Machine learning-aided cost prediction and optimization in construction operations

Purpose: This paper aims to use a data-driven approach towards optimizing construction operations. To this extent, it presents a machine learning (ML)-aided optimization approach, wherein the construction cost is predicted as a function of time, resources and environmental impact, which is further used as a surrogate model for cost optimization. Design/methodology/approach: Taking a dataset from literature, the paper has applied various ML algorithms, namely, simple and regularized linear regression, random forest, gradient boosted trees, neural network and Gaussian process regression (GPR) to predict the construction cost as a function of time, resources and environmental impact.
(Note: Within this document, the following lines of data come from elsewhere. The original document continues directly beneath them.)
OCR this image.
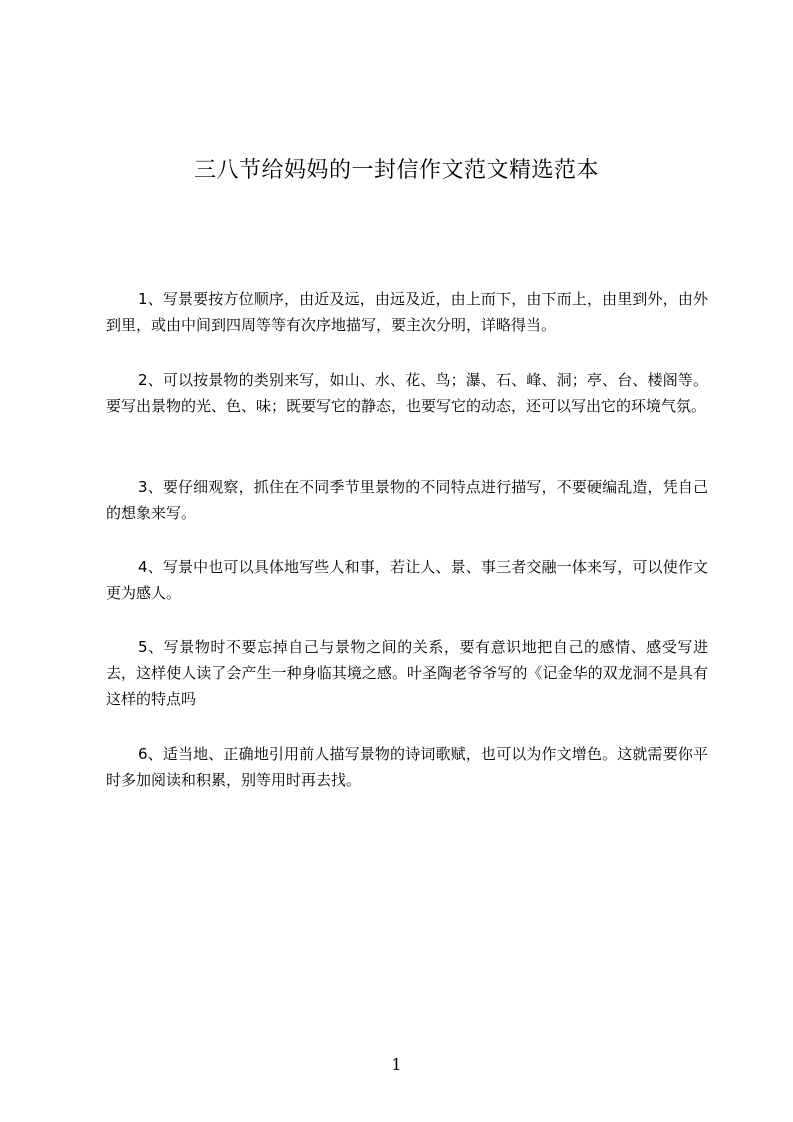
三八节给妈妈的一封信作文范文精选范本

1、写景要按方位顺序，由近及远，由远及近，由上而下，由下而上，由里到外，由外到里，或由中间到四周等等有次序地描写，要主次分明，详略得当。

2、可以按景物的类别来写，如山、水、花、鸟；瀑、石、峰、洞；亭、台、楼阁等。要写出景物的光、色、味；既要写它的静态，也要写它的动态，还可以写出它的环境气氛。

3、要仔细观察，抓住在不同季节里景物的不同特点进行描写，不要硬编乱造，凭自己的想象来写。

4、写景中也可以具体地写些人和事，若让人、景、事三者交融一体来写，可以使作文更为感人。

5、写景物时不要忘掉自己与景物之间的关系，要有意识地把自己的感情、感受写进去，这样使人读了会产生一种身临其境之感。叶圣陶老爷爷写的《记金华的双龙洞不是具有这样的特点吗

6、适当地、正确地引用前人描写景物的诗词歌赋，也可以为作文增色。这就需要你平时多加阅读和积累，别等用时再去找。

1
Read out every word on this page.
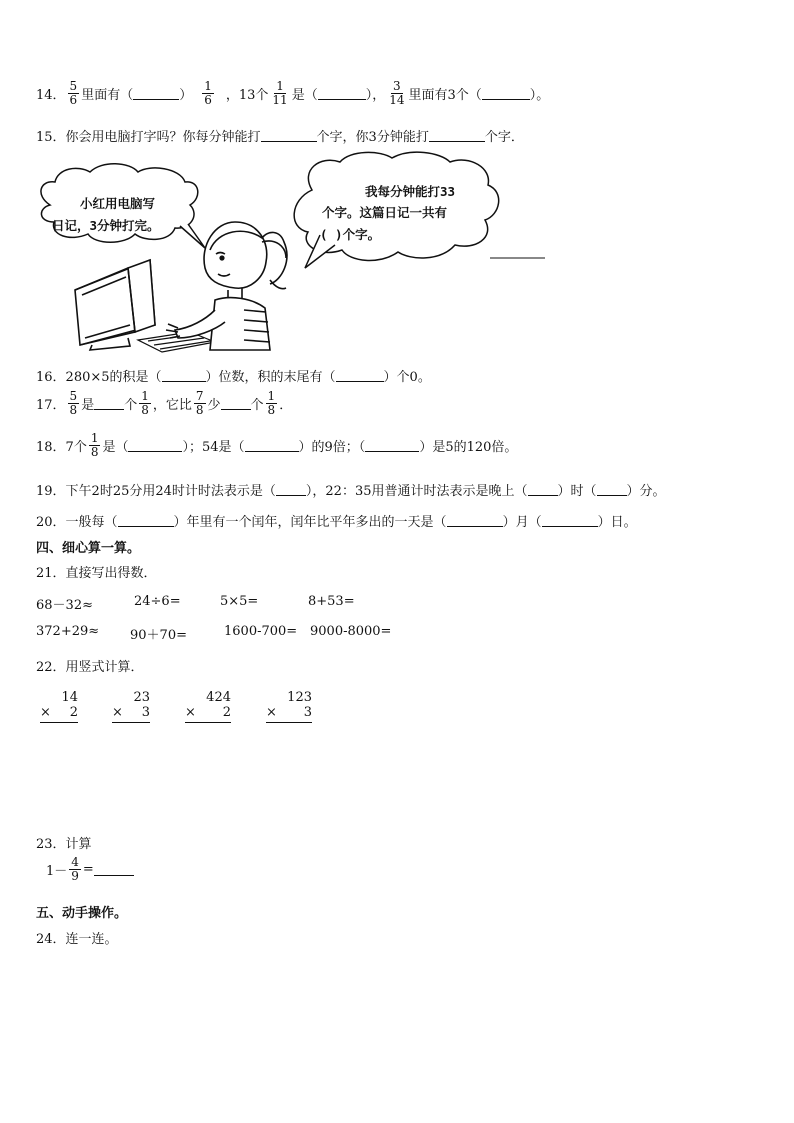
14． $\frac{5}{6}$ 里面有（	） $\frac{1}{6}$ ，13个 $\frac{1}{11}$ 是（	）， $\frac{3}{14}$ 里面有3个（	）。
15．你会用电脑打字吗？你每分钟能打	个字，你3分钟能打	个字．
小红用电脑写
日记，3分钟打完。
我每分钟能打33
个字。这篇日记一共有
( )个字。
16．280×5的积是（	）位数，积的末尾有（	）个0。
17． $\frac{5}{8}$ 是 个 $\frac{1}{8}$ ，它比 $\frac{7}{8}$ 少 个 $\frac{1}{8}$ ．
18．7个 $\frac{1}{8}$ 是（	）；54是（	）的9倍；（	）是5的120倍。
19．下午2时25分用24时计时法表示是（ ），22：35用普通计时法表示是晚上（ ）时（ ）分。
20．一般每（	）年里有一个闰年，闰年比平年多出的一天是（	）月（	）日。
四、细心算一算。
21．直接写出得数．
68－32≈	24÷6=	5×5=	8+53=
372+29≈	90＋70=	1600-700= 9000-8000=
22．用竖式计算．
14
× 2
23
× 3
424
× 2
123
× 3
23．计算
$1- \frac{4}{9}$ =
五、动手操作。
24．连一连。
Further, the trained models were used to optimize the construction cost applying single-objective (with and without constraints) and multi-objective optimizations, employing Bayesian optimization, particle swarm optimization (PSO) and non-dominated sorted genetic algorithm. Findings: The results presented in the paper demonstrate that the ensemble methods, such as gradient boosted trees, exhibit the best performance for construction cost prediction. Further, it shows that multi-objective optimization can be used to develop a Pareto front for two competing variables, such as cost and environmental impact, which directly allows a practitioner to make a rational decision. Research limitations/implications: Note that the sequential nature of events which dictates the scheduling is not considered in the present work. This aspect could be incorporated in the future to develop a robust scheme that can optimize the scheduling dynamically. Originality/value: The paper demonstrates that a ML approach coupled with optimization could enable the development of an efficient and economic strategy to plan the construction operations.